The Internet may make many promises, but anonymity isn’t always one of them. Users, for example, who covet their privacy often turn to Tor and other similar services to keep their activities on the web from prying eyes, yet that hasn’t stopped the FBI and researchers from trying to uncloak people on that network.
On the open Internet, users leave behind breadcrumbs as to their interests and locations on the sites they visit, data that is tracked by advertisers and other services interested in delivering targeted advertising in the browser.
A team of academics from Princeton and Stanford universities has gone a step further and figured out how to reveal a user’s identity from links clicked on in their Twitter feed. The researchers built a desktop Google Chrome extension called Footprints as a proof of concept that combs a user’s browser history for links clicked on from Twitter.
The extension sends all Twitter links from the last 30 days that are still in a user’s browsing history through the tool. The user is given the opportunity to review the links before sending them. The tool then returns, in less than a minute, a list of 15 possible Twitter profiles that are a likely match; the extension then deletes itself, the researchers said.
“We were interested in how much information leak there is when browsing the Web,” said Sharad Goel, assistant professor at Stanford in the Department of Management Science and Engineering. Goel along with Stanford students Ansh Shukla, Jessica Su and Princeton professor Arvind Narayanan, developed Footprints.
“We want to raise awareness and inform policy,” Goel said. “This is more of an academic demonstration. We’re not trying to make the tool available to other people, it’s mostly about raising awareness.”
A tool like this would allow a business already tracking a user’s information to correlate it with Twitter traffic to make a best guess as to the user’s identity. It would do so, Goel said, by analyzing the anonymized browsing history and running a similarity match against Twitter traffic to rank the overlaps and arrive at a conclusion.
In a post published to the Freedom to Tinker website, Su wrote that people’s social networks are distinct and made up of family, friends and colleagues, resulting in a distinctive set of links in one’s Twitter feed.
“Given only the set of web pages an individual has visited, we determine which social media feeds are most similar to it, yielding a list of candidate users who likely generated that web browsing history,” Su wrote. “In this manner, we can tie a person’s real-world identity to the near complete set of links they have visited, including links that were never posted on any social media site. This method requires only that one click on the links appearing in their social media feeds, not that they post any content.”

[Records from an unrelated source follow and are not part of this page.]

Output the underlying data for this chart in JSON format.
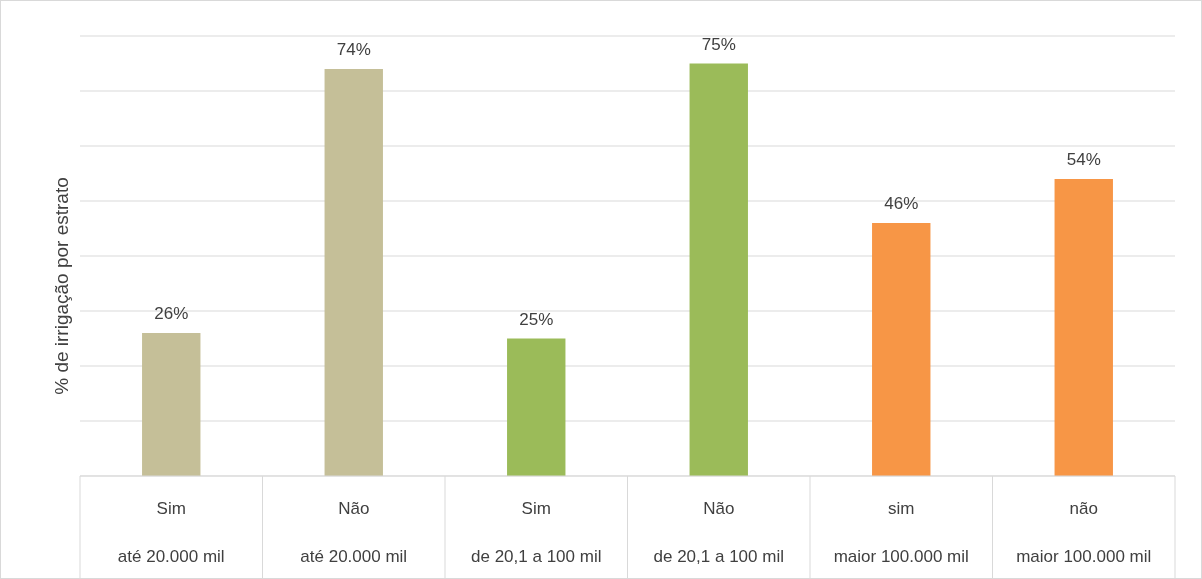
{
  "chart_data": {
    "type": "bar",
    "ylabel": "% de irrigação por estrato",
    "categories": [
      "Sim\naté 20.000 mil",
      "Não\naté 20.000 mil",
      "Sim\nde 20,1 a 100 mil",
      "Não\nde 20,1 a 100 mil",
      "sim\nmaior 100.000 mil",
      "não\nmaior 100.000 mil"
    ],
    "values": [
      26,
      74,
      25,
      75,
      46,
      54
    ],
    "colors": [
      "#c5bf98",
      "#c5bf98",
      "#9bbb59",
      "#9bbb59",
      "#f79646",
      "#f79646"
    ],
    "value_labels": [
      "26%",
      "74%",
      "25%",
      "75%",
      "46%",
      "54%"
    ],
    "ylim": [
      0,
      80
    ],
    "yticks": [
      {
        "value": 0,
        "label": null
      },
      {
        "value": 10,
        "label": null
      },
      {
        "value": 20,
        "label": null
      },
      {
        "value": 30,
        "label": null
      },
      {
        "value": 40,
        "label": null
      },
      {
        "value": 50,
        "label": null
      },
      {
        "value": 60,
        "label": null
      },
      {
        "value": 70,
        "label": null
      },
      {
        "value": 80,
        "label": null
      }
    ],
    "grid": "y",
    "tick_labels": "x"
  }
}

The researchers said there were two challenges to be worked out. First was their ability to quantify how similar a social media feed would be to web browsing history, which seems simple, but does not take into account users with an excessively large number of followers that could also include bots. Goel said those feeds were penalized in this exercise because of their size and the number of links they may contain could skew results.
“We posit a stylized, probabilistic model of web browsing behavior, and then compute the likelihood a user with that social media feed generated the observed browsing history,” Su wrote. “It turns out that this method is approximately equivalent to scaling the fraction of history links that appear in the feed by the log of the feed size.”
The demonstration uses Twitter feeds because they are for the most part public. The researchers heuristically narrowed the number of feeds to be searched and then applied their similarity measure to arrive at the final result, Su said.
Goel said he expects the tool to remain available for the time being as they continue to collect data and refine the demo. A paper is expected to follow in the next few weeks, he said.